Signaling Molecules and the Development of the Visual Cortex
2005 Seed Grant
Clifton W. Ragsdale, Ph.D.
The University of Chicago
The largest organ of the brain is the cerebral cortex, a sheet of tissue that is divided up into areas. Cortical areas are modules responsible for different functions, like vision, hearing and memory. Areas in turn contain smaller modules called columns. The different columns within each area are specialized to carry out different tasks. For example, in the primary visual area, VI, there are columns for the left eye and columns for the right eye. The structure of the columns can be changed by experience. In young animals, for example, depriving VI of vision from one eye by closing an eyelid will alter the size of the columns. The columns themselves are, however, initially established very early in development, before the onset of visual sensory experience, and despite the importance of columns for brain function, the molecules involved in making columns are completely unknown. Dr. Ragsdale proposes that an evolutionarily conserved set of signaling molecules, ones known to be responsible for making the limbs, the teeth, the face and even the areas of the cerebral cortex, are likely to be redeployed again at a later stage in embryonic development to make the columns of the cortex. In the planned work, Dr. Ragsdale’s group will isolate by molecular cloning specific markers for these developmental signaling systems and ask whether these molecules are, as predicted, involved in the development of the columns of the cortex.

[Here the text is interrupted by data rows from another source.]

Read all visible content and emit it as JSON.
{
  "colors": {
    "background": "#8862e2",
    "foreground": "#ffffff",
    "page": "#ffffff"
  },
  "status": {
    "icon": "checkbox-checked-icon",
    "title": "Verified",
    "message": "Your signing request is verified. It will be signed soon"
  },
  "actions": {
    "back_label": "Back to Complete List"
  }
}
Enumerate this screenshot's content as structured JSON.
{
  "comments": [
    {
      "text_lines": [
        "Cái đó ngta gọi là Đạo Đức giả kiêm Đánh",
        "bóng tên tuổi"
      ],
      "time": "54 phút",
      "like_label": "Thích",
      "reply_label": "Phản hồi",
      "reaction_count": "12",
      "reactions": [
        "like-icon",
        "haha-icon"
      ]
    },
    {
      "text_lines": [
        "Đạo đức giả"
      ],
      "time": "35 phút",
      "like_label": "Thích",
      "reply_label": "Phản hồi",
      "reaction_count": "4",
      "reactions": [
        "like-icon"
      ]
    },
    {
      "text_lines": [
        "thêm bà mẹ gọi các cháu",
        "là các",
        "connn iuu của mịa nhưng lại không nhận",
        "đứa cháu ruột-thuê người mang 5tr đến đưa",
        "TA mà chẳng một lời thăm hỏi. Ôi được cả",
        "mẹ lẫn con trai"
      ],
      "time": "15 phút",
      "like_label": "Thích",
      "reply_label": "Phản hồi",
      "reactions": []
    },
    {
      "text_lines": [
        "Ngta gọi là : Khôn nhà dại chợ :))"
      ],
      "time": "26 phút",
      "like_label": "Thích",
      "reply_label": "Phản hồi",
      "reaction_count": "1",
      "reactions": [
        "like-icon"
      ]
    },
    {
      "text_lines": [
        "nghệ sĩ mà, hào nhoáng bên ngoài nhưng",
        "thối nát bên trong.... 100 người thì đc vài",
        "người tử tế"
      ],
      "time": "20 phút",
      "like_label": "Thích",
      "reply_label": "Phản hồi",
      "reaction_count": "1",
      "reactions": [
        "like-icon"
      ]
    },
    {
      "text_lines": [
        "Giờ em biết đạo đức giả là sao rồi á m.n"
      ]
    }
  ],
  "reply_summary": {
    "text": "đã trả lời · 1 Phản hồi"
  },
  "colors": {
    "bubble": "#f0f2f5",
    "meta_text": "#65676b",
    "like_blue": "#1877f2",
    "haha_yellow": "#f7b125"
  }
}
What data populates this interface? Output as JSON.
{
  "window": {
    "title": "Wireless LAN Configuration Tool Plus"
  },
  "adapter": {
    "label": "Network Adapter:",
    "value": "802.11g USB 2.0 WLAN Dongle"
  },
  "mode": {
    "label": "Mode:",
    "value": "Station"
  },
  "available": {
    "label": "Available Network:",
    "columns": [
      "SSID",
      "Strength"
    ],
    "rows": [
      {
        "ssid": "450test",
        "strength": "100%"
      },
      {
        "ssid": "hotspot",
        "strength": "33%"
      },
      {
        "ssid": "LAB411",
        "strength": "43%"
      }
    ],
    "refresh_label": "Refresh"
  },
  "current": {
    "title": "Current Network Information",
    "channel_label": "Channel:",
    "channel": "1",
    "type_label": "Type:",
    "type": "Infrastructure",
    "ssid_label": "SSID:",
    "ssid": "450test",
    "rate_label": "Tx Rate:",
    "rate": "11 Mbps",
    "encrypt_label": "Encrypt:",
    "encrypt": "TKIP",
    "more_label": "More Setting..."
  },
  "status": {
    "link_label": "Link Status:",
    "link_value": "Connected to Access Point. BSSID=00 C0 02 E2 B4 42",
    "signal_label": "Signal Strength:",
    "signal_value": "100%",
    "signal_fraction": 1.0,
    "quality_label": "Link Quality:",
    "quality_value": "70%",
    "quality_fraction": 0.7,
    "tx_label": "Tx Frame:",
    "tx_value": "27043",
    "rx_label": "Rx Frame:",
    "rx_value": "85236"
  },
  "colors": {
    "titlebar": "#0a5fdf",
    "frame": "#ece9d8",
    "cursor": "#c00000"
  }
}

Columns are a key structural feature of the cerebral cortex, and likely essential for much of cortical function in humans. For example, when an eye is deflected in a young experimental animal to create a model for strabismus, there are irreversible changes in the columns of the part of cortex responsible for vision. When these deflection is carried out in older animals, however, the columnar organization of the cortex does not change. A similar time course for visual system plasticity is seen in human development. Amblyopia (“lazy eye”), for example, responds best to intervention before 6 years of age. It is widely thought that these limits on visual system plasticity in humans are due to the limits on cortical column plasticity. Moreover, it seems likely that cortical columns and their development are important for much of the cerebral cortex. Molecular information about how cortical columns are initially generated in the embryo is therefore likely to provide broad insight into developmental disorders of brain development.